Please note that the Oceanography Merit Badge program described in this story is no longer active. We are unaware of any other NOAA programs of a similar nature.

This short video reveals how pursuing the merit badge in oceanography opened doors of opportunity for 44 Boy Scouts aged 11 to 17. | Download: Oceanography Merit Badge (22 MB)

Over the last four years, 187 Boy Scouts from as far away as Georgia and South Carolina have worked toward their merit badges in oceanography by participating in an annual event hosted by NOAA’s Center for Operational Oceanography Products and Services (CO-OPS) Field Operations Division, located in Chesapeake, Virginia.

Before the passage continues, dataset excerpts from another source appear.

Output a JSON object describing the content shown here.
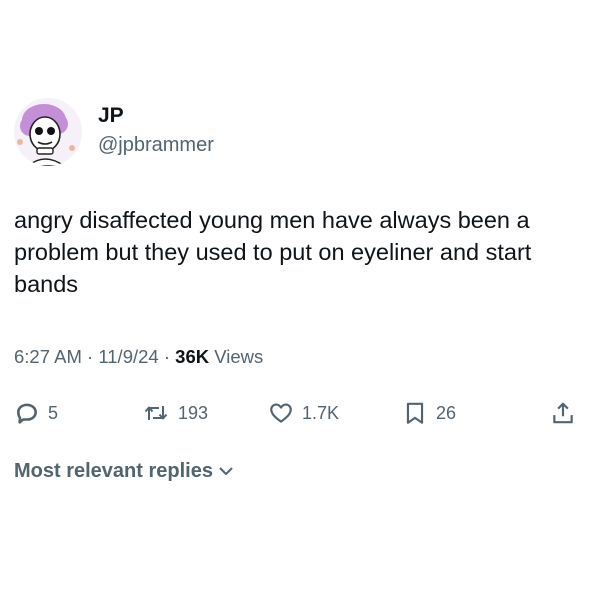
{
  "tweet": {
    "author": {
      "name": "JP",
      "handle": "@jpbrammer"
    },
    "text": "angry disaffected young men have always been a problem but they used to put on eyeliner and start bands",
    "time": "6:27 AM",
    "separator1": " · ",
    "date": "11/9/24",
    "separator2": " · ",
    "views_count": "36K",
    "views_label": " Views",
    "actions": {
      "replies": "5",
      "reposts": "193",
      "likes": "1.7K",
      "bookmarks": "26"
    },
    "replies_filter": "Most relevant replies"
  },
  "colors": {
    "text_primary": "#0f1419",
    "text_secondary": "#536471",
    "avatar_hair": "#c48fd6"
  },
  "icons": {
    "reply": "speech-bubble-icon",
    "repost": "repost-arrows-icon",
    "like": "heart-icon",
    "bookmark": "bookmark-icon",
    "share": "share-arrow-icon",
    "chevron": "chevron-down-icon"
  }
}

This year, 44 boys aged 11 to 17 built makeshift buoys and learned what made them float (or not). The scouts were divided into five groups and rotated through five work stations where, in addition to the physics of buoyancy, they learned about shipwrecks, hydrography, Chesapeake Bay ecology, and ocean acidification.

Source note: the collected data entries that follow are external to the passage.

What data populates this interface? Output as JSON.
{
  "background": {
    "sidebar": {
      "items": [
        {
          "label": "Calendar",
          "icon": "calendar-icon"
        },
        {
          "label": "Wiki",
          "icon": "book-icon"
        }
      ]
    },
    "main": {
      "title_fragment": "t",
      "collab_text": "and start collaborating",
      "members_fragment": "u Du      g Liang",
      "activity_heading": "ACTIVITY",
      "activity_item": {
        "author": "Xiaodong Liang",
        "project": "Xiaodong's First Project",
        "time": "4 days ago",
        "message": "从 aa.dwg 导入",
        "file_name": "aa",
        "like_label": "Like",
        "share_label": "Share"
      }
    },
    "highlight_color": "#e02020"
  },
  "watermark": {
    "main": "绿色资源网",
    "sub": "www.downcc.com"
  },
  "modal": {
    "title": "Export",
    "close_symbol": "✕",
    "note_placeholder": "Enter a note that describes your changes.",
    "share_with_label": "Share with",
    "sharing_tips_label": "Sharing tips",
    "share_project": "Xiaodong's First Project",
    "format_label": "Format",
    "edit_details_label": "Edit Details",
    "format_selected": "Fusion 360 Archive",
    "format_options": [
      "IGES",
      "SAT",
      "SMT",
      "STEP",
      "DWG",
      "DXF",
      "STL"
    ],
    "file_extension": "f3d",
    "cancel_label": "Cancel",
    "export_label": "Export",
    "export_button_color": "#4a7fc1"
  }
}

Boy Scout merit badge counselor Joe Colby, a systems administrator at NOAA’s National Ocean Service, coordinates several merit badge programs throughout the year. The Oceanography merit badge is the most popular. The yearly event is staffed by volunteers from CO-OPS, the Atlantic Hydrographic Branch of NOAA’s Office of Coast Survey, NOAA's Monitor National Marine Sanctuary, the Nauticus maritime museum, and Old Dominion University.

Matthew Watts, 14, a scout from Yorktown, Virginia, obtained his Oceanography merit badge at summer camp last year but attended the event to learn more about ocean-related subjects. “I’m interested in a career in marine biology,” he said, noting that “As a marine biologist, I would need to know all about ocean processes like waves, currents, tides, and habitats, and how they affect wildlife migration patterns.” He especially liked the module on ocean acidification testing because “it demonstrated how acid affects organic materials and carbon dioxide plays a role in acidification of the ocean.”

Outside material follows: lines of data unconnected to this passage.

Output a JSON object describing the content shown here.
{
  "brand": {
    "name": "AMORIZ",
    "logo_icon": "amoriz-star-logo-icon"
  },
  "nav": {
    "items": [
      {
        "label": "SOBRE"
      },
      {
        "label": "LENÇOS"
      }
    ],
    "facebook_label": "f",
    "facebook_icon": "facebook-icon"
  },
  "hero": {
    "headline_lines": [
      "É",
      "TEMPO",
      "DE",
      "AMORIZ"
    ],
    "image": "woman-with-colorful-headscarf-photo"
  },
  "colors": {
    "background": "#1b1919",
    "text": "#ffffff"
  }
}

“Most of us remember someone – a teacher, friend, or neighbor – who influenced us in some way that made our life better,” says Colby. “I enjoy the challenge of coordinating and hosting these events and making them fun, exciting, and interesting. A 1995 Boy Scouts of America study showed that 17 percent of scouts who worked on merit badges discovered a lifelong hobby or career as a result! Opening doors for youth to see beyond where they are, and introducing them to different opportunities, helps both our communities and the economy.”